В дошедшей до нас литературе друиды фигурируют (а упоминания о них с течением времени становятся все реже и реже) начиная примерно с 52 г. до н. э., когда Цезарь написал свои «Записки о Галльской войне», по 385 г. н. э., когда Авсоний написал сборник од, адресованных ученым из Бордо. Однако в первой половине III в. н. э. Диоген Лаэртский в предисловии к книге о жизни философов мимоходом замечает, что друиды упоминались в двух утерянных трудах — трактате о магии, в те времена приписывавшемся Аристотелю, но на самом деле, как теперь известно, являвшемся апокрифом, и в большом труде грека Сотиона Александрийского, написанном около 200 г. до н. э. Поэтому мы возьмем в качестве отправной точки этот отрывок из Диогена, хотя он и выпадает из правильного хронологического порядка наших авторов.
Диоген Лаэртский
О жизни, учениях и изречениях знаменитых философов. Кн. 1, Вступление, 1
«Занятия философией, как некоторые полагают, начались впервые у варваров: а именно у персов были их маги, у вавилонян и ассириян — халдеи, у индийцев — гимнософисты, у кельтов и галлов — так называемые друиды и семнофеи (об этом пишут Аристотель в своей книге „О магии“ и Сотион в XXIII книге „Преемств“)…

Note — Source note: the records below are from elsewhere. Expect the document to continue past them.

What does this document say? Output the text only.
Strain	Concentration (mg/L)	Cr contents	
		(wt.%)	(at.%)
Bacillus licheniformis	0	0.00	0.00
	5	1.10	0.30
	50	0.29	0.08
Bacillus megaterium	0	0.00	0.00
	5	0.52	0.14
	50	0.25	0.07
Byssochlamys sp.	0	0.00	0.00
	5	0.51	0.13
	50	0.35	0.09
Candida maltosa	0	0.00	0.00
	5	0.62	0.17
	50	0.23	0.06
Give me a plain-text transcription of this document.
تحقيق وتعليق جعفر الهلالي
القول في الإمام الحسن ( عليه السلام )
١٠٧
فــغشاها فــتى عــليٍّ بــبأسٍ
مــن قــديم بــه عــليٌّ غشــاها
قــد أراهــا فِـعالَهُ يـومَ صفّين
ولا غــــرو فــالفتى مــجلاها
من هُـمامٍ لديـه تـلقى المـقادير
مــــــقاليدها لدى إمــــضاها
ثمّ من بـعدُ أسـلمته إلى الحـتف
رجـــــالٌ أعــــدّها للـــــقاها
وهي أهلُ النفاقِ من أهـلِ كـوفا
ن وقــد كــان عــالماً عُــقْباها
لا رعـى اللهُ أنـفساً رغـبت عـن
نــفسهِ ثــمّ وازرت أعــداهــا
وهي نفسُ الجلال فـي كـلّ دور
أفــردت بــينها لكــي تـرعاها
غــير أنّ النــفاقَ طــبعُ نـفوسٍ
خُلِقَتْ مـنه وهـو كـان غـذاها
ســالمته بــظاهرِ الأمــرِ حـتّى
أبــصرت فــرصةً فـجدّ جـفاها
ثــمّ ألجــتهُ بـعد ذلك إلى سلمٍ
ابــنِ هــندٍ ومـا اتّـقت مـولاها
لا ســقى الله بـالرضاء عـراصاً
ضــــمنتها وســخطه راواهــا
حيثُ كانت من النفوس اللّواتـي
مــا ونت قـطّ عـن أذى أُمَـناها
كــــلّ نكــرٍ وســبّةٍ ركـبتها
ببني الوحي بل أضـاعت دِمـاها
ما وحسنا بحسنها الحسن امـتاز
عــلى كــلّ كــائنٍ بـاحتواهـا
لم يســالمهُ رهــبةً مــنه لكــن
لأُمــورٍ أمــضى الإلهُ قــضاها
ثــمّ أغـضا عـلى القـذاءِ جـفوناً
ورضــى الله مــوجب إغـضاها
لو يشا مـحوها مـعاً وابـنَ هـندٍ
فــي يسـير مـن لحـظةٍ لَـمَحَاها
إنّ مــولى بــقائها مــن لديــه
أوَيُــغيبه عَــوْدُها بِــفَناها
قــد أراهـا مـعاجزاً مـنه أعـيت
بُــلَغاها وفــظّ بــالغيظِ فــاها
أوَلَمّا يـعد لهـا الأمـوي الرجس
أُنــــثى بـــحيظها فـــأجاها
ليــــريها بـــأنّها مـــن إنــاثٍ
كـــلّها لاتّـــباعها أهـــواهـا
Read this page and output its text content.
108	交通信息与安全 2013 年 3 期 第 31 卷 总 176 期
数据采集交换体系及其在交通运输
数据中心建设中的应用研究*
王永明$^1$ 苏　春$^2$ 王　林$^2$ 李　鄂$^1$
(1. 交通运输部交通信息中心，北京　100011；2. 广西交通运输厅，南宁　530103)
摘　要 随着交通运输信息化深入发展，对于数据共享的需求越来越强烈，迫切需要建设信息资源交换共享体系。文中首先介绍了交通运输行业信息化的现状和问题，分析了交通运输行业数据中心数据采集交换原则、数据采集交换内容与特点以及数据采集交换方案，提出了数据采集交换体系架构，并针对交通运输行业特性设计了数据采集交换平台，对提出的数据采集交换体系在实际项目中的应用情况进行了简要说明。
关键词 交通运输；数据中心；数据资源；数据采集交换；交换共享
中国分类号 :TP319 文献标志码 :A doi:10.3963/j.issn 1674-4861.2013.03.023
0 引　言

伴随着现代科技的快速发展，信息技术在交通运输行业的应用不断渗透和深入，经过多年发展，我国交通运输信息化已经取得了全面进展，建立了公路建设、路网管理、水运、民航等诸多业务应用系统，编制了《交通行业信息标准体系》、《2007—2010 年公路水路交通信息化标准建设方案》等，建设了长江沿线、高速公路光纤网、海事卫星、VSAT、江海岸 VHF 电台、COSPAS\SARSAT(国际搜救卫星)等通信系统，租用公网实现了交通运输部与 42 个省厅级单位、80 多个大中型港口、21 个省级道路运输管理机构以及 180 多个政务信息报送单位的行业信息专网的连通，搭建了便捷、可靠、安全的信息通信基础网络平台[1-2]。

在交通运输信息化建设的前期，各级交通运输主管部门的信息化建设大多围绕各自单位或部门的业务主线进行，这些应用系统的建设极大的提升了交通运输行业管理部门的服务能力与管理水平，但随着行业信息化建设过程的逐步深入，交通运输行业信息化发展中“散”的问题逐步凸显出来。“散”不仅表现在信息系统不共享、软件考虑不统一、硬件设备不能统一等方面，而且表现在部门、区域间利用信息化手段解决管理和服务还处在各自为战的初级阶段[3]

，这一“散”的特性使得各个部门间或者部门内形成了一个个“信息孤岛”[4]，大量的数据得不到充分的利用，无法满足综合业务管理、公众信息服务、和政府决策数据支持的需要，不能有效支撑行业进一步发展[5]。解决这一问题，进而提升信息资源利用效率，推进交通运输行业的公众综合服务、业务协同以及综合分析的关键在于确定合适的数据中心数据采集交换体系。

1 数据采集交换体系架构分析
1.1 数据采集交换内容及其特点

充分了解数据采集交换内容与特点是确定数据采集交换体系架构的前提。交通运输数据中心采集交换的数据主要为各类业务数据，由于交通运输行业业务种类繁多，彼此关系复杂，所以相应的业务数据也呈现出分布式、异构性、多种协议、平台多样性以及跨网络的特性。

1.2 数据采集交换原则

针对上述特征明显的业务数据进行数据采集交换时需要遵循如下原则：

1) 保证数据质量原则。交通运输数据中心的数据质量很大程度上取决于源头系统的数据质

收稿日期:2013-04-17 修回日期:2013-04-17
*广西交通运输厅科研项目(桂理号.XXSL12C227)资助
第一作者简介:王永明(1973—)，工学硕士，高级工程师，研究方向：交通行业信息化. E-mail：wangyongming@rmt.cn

Сторонники варварского происхождения философии описывают и то, какой вид она имела у каждого из народов.
Гимнософисты и друиды, по их словам, говорили загадочными изречениями, учили чтить богов, не делать зла и упражняться в мужестве…»[87].
Сведения, содержащиеся в этом отрывке, восходят, как мы уже говорили, к эпохе задолго до римского завоевания Галлии. Для того чтобы получить хотя бы такую известность за пределами кельтского мира во II в. до н. э., друиды должны были иметь уже долгую историю, и по самим терминам, употребляемым Диогеном, ясно, что они не считались сектой, ограниченной узкими локальными рамками. Поэтому, вероятнее всего, в качестве общепризнанного кельтского установления друидизм уходил корнями, по самым скромным подсчетам, к эпохе за 150 лет до Сотиона. И так как близ Массилии существовала знаменитая роща друидов, хорошо известная в римские времена, даже тогда считавшаяся чрезвычайно древней, напрашивается дополнение, что именно из Марселя слава о них распространилась среди греков. Таким образом, мы можем утверждать, что любая теория их происхождения, не учитывающая присутствия друидов в Южной Галлии еще, скажем, в 350 г. до н. э., находит опровержение в этом отрывке.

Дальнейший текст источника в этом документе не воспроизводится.